Yannick Estève / ONTRAC-Kaldi

Blame view

src/lm/README 3.5 KB
  #
  # README
  #
  # Language model & lexicon examples
  # using command-line executables in lm/
  
  # To print and display FSTs, 
  # make sure you have OpenFst binaries in your PATH, for example:
  #   export PATH=$PATH:~/Sources/UBM-ASR/branches/clean/openfst-1.2/bin
  
  # If you have X installed in your local machine, you can display
  # FSTs from merlin by ssh'ing with X forwarding, for example:
  #    ssh -X qboulianne@merlin
  
  # The following commands and examples assume that your are
  # in working directory UBM-ASR/branches/clean/src/lm
  
  #-------------------------------------------
  # Language model FST (G)
  
  # The command-line utility for 
  # creating a language model FST from an arpa file is
  # "arpa2fst".
  
  # A summary of options and usage can be displayed with:
  ./arpa2fst --help
  
  # Read an arpa file to produce an FST with symbol tables:
  ./arpa2fst < input.arpa > grammar.fst
  
  # Print it or display it:
  fstprint grammar.fst
  fstdraw grammar.fst | dotty -
  
  # Note that arpa2fst will create a word symbol table
  # from all the words are in the ARPA file.

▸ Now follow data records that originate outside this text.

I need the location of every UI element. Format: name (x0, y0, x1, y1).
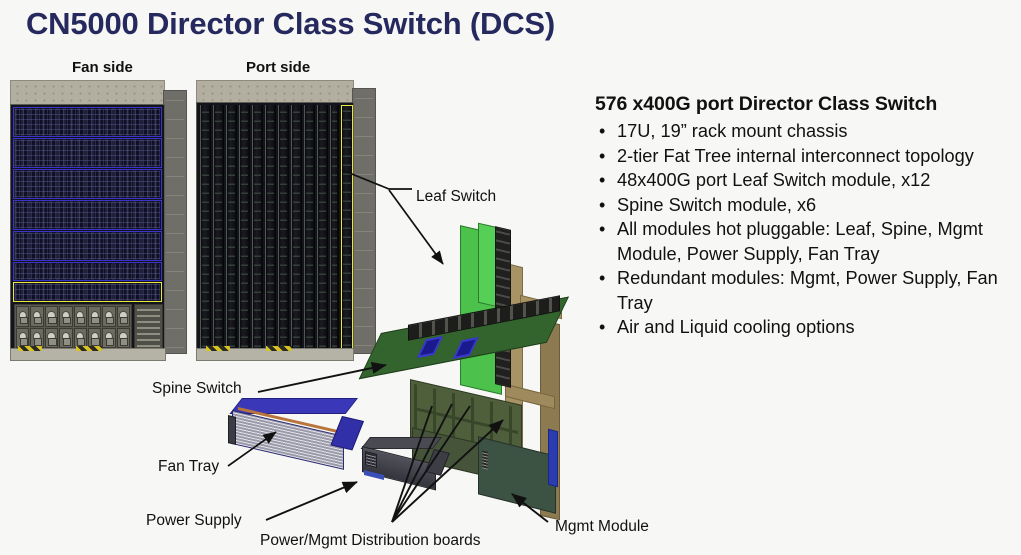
spec-bullet-item: •All modules hot pluggable: Leaf, Spine,… (595, 217, 1015, 266)
spec-bullet-label: 48x400G port Leaf Switch module, x12 (617, 170, 930, 190)
spec-bullet-item: •Spine Switch module, x6 (595, 193, 1015, 217)
psu-cell (16, 306, 29, 327)
leaf-blade-slot (317, 105, 328, 349)
leaf-blade-slot (330, 105, 339, 349)
spec-bullet-item: •2-tier Fat Tree internal interconnect t… (595, 144, 1015, 168)
leaf-blade-slot (252, 105, 263, 349)
mgmt-module-vent (482, 450, 488, 469)
caution-stripe (266, 346, 292, 351)
fan-tray-slot (13, 169, 162, 199)
spec-bullet-label: Redundant modules: Mgmt, Power Supply, F… (617, 268, 998, 312)
psu-cell (30, 328, 43, 349)
fan-tray-slot (13, 107, 162, 137)
bullet-icon: • (599, 193, 605, 217)
bullet-icon: • (599, 119, 605, 143)
spec-bullet-label: All modules hot pluggable: Leaf, Spine, … (617, 219, 983, 263)
bullet-icon: • (599, 168, 605, 192)
fan-tray-slot (13, 200, 162, 230)
psu-cell (45, 328, 58, 349)
chassis-top-face (10, 80, 165, 106)
leaf-blade-slot-highlighted (341, 105, 353, 349)
power-supply-bay (14, 304, 132, 350)
psu-cell (74, 328, 87, 349)
page-title: CN5000 Director Class Switch (DCS) (26, 6, 555, 42)
fan-tray-slot-highlighted (13, 282, 162, 302)
leaf-blade-slot (278, 105, 289, 349)
psu-cell (30, 306, 43, 327)
leaf-blade-slot (291, 105, 302, 349)
psu-cell (74, 306, 87, 327)
psu-cell (59, 328, 72, 349)
callout-spine-switch: Spine Switch (152, 380, 242, 398)
psu-cell (16, 328, 29, 349)
fan-tray-slot (13, 231, 162, 261)
spine-asic-chip (453, 337, 479, 359)
leaf-blade-slot (200, 105, 211, 349)
psu-cell (45, 306, 58, 327)
callout-leaf-switch: Leaf Switch (416, 188, 496, 206)
psu-cell (102, 328, 115, 349)
fan-tray-handle (228, 415, 236, 445)
psu-vent (365, 451, 377, 468)
spec-panel: 576 x400G port Director Class Switch •17… (595, 92, 1015, 340)
spec-bullet-label: Spine Switch module, x6 (617, 195, 816, 215)
mgmt-module-connector (548, 429, 558, 487)
leaf-blade-slot (239, 105, 250, 349)
fan-side-label: Fan side (72, 59, 133, 76)
callout-power-supply: Power Supply (146, 512, 242, 530)
bullet-icon: • (599, 266, 605, 290)
psu-cell (117, 328, 130, 349)
caution-stripe (206, 346, 230, 351)
psu-side (425, 449, 450, 476)
spec-bullet-item: •48x400G port Leaf Switch module, x12 (595, 168, 1015, 192)
callout-power-mgmt-distribution-boards: Power/Mgmt Distribution boards (260, 532, 481, 550)
psu-cell (59, 306, 72, 327)
chassis-top-face (196, 80, 354, 104)
leaf-blade-slot (304, 105, 315, 349)
bullet-icon: • (599, 217, 605, 241)
psu-cell (88, 328, 101, 349)
chassis-front-face (10, 104, 165, 352)
spec-bullet-label: 17U, 19” rack mount chassis (617, 121, 847, 141)
callout-mgmt-module: Mgmt Module (555, 518, 649, 536)
psu-cell (102, 306, 115, 327)
bullet-icon: • (599, 315, 605, 339)
leaf-blade-slot (226, 105, 237, 349)
spec-bullet-label: Air and Liquid cooling options (617, 317, 855, 337)
slide-canvas: CN5000 Director Class Switch (DCS) Fan s… (0, 0, 1021, 555)
callout-fan-tray: Fan Tray (158, 458, 219, 476)
fan-tray-slot (13, 138, 162, 168)
port-side-chassis (196, 80, 376, 365)
spec-heading: 576 x400G port Director Class Switch (595, 92, 1015, 116)
chassis-right-face (163, 90, 187, 354)
psu-top (361, 437, 442, 449)
fan-tray-slot (13, 262, 162, 281)
spec-bullet-item: •Redundant modules: Mgmt, Power Supply, … (595, 266, 1015, 315)
caution-stripe (18, 346, 42, 351)
psu-cell (88, 306, 101, 327)
caution-stripe (76, 346, 102, 351)
leaf-blade-slot (265, 105, 276, 349)
spec-bullet-item: •17U, 19” rack mount chassis (595, 119, 1015, 143)
bullet-icon: • (599, 144, 605, 168)
psu-cell (117, 306, 130, 327)
leaf-blade-slot (213, 105, 224, 349)
spec-bullet-label: 2-tier Fat Tree internal interconnect to… (617, 146, 974, 166)
chassis-front-face (196, 102, 354, 352)
fan-side-chassis (10, 80, 188, 365)
power-supply-module (360, 437, 452, 489)
chassis-right-face (352, 88, 376, 354)
spec-bullet-list: •17U, 19” rack mount chassis•2-tier Fat … (595, 119, 1015, 339)
spec-bullet-item: •Air and Liquid cooling options (595, 315, 1015, 339)
port-side-label: Port side (246, 59, 310, 76)
spine-asic-chip (417, 336, 443, 358)
mgmt-bay (134, 304, 163, 350)
fan-tray-side (330, 416, 364, 450)
fan-tray-module (228, 398, 368, 460)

  # You can save this symbol table in text format
  # for examination or later reuse.
  fstprint --save_isymbols=grammar.syms grammar.fst > /dev/null
  
  #----------------------------------------------
  # Lexicon (L)
  
  # The command-line utility for
  # creating a lexicon FST from a text file is
  # "lex2fst".
  
  # A summary of options and usage can be displayed with:
  ./lex2fst --help
  
  # Read a lexicon file (containing prononciation probabilities)
  # and produce an FST with symbol tables.

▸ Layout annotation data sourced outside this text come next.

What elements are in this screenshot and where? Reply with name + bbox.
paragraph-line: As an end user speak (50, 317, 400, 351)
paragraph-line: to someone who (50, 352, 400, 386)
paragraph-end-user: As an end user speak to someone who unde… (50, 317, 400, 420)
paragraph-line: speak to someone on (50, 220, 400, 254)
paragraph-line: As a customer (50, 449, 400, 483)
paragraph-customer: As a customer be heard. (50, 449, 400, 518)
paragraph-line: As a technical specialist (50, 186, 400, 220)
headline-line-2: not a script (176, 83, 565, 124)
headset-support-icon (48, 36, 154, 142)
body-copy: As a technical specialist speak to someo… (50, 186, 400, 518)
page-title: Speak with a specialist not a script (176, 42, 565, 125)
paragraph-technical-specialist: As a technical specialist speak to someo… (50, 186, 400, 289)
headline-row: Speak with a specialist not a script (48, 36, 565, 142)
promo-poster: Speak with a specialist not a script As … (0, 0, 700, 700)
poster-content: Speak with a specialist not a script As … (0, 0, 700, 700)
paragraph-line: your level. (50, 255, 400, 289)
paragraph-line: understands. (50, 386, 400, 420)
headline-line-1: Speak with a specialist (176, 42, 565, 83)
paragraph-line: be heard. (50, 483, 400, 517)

  # By default it will have disambiguation markers,
  #   optional silence between words,
  #   and FST weights will be -log(prob).

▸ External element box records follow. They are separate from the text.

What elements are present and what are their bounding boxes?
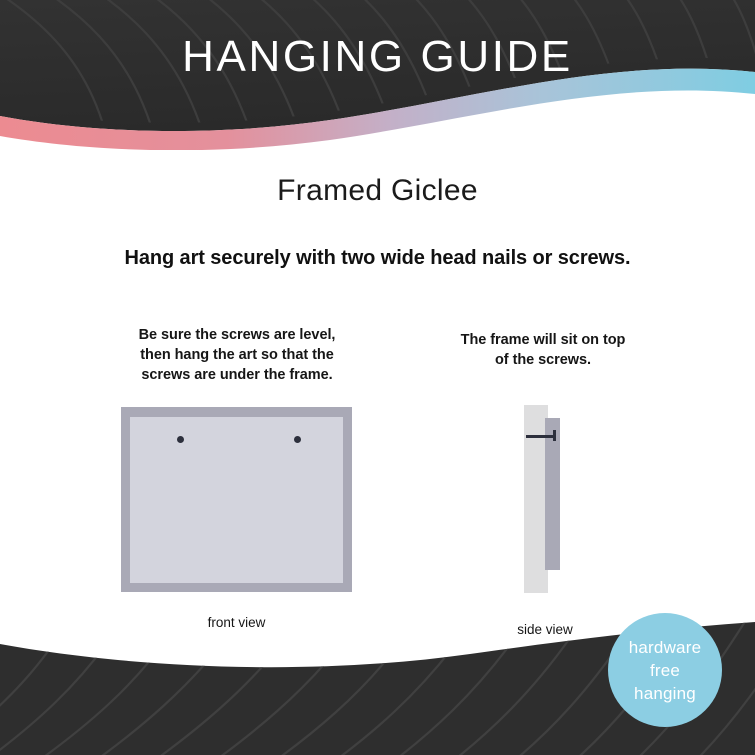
side-view-column: The frame will sit on top of the screws.	[408, 330, 678, 370]
side-view-caption: The frame will sit on top of the screws.	[408, 330, 678, 370]
hanging-guide-page: HANGING GUIDE Framed Giclee Hang art sec…	[0, 0, 755, 755]
front-view-diagram	[121, 407, 352, 592]
side-screw-shaft-icon	[526, 435, 555, 438]
side-view-caption-line-1: The frame will sit on top	[408, 330, 678, 350]
badge-line-3: hanging	[634, 682, 696, 705]
front-view-mat	[130, 417, 343, 583]
screw-dot-right-icon	[294, 436, 301, 443]
page-title: HANGING GUIDE	[0, 29, 755, 85]
side-screw-head-icon	[553, 430, 556, 441]
front-view-caption: Be sure the screws are level, then hang …	[92, 325, 382, 385]
front-view-caption-line-3: screws are under the frame.	[92, 365, 382, 385]
screw-dot-left-icon	[177, 436, 184, 443]
product-title: Framed Giclee	[0, 174, 755, 208]
side-view-caption-line-2: of the screws.	[408, 350, 678, 370]
side-view-diagram	[500, 400, 610, 600]
front-view-caption-line-2: then hang the art so that the	[92, 345, 382, 365]
lead-instruction-text: Hang art securely with two wide head nai…	[0, 247, 755, 270]
hardware-free-badge: hardware free hanging	[608, 613, 722, 727]
front-view-column: Be sure the screws are level, then hang …	[92, 325, 382, 385]
header-banner: HANGING GUIDE	[0, 0, 755, 150]
front-view-caption-line-1: Be sure the screws are level,	[92, 325, 382, 345]
badge-line-1: hardware	[629, 636, 701, 659]
badge-line-2: free	[650, 659, 680, 682]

  ./lex2fst < prob_input.lex > lexicon.fst
  
  # Print it or display it
  fstprint lexicon.fst
  fstdraw lexicon.fst | dotty -
  
  # To produce one without markers (and also smaller):
  ./lex2fst --nodisamb < prob_input.lex > lexicon_nomarkers.fst
  
  #---------------------------------
  # Combining lexicon and grammar
  
  # lgrecipe.cc is an example recipe for building det(LoG)
  # in C++ using calls to functions in lm/kaldi-lm.a
  # Here we use a large lexicon and language model from last year's.
  # First get input files:
  export MDIR=/homes/eva/q/qgoel/englishModels
  cp $MDIR/lm_callhome_gigaword_switchboard_web.hd.dct largelexicon.dct
  gunzip -c $MDIR/lm_callhome_gigaword_switchboard_web.3gram.arpa.gz > largelm.arpa
  
  # Set memory limits (by default limited to 400 MB). Make it 4 GB.
  ulimit -m 4000000 -v 8000000
  ./lgrecipe largelexicon.dct largelm.arpa detlg.fst
  
  # Check its size: should be close to 13 M arcs and 8 M nodes
  fstinfo detlg.fst | head -15
  
  #---------------------------------------
  # Expanding nested grammars
  
  # replace-example is a use-case example that creates
  # small grammars from text files. These grammars
  # refer to other grammars using non-terminal symbols.
  # The result is the fully expanded grammar FST,
  # where each non-terminal has been expanded entirely
  # to non-terminals.
  cd examples
  
  # Example 1 : create the expanded grammar
  ../replace-example input3.txt CREATURE.txt > input3.fst
  
  # and generate a random sentence from the expanded grammar
  fstrandgen input3.fst | fstrmepsilon | fstprint | cut -f 4
  
  # Example 2 : create the expanded grammar
  ../replace-example input4.txt DAYOFMONTH.txt MONTH.txt YEAR.txt YEARDATE.txt > input4.fst
  
  # and generate random sentence
  fstrandgen input4.fst | fstproject --project_output | fstrmepsilon | fstprint | cut -f 4
  
  #--------------------------------------------
  # TODO: Adapt README.testfiles as an example of how to create
  #  an arpa language model and evaluate its score / perplexity.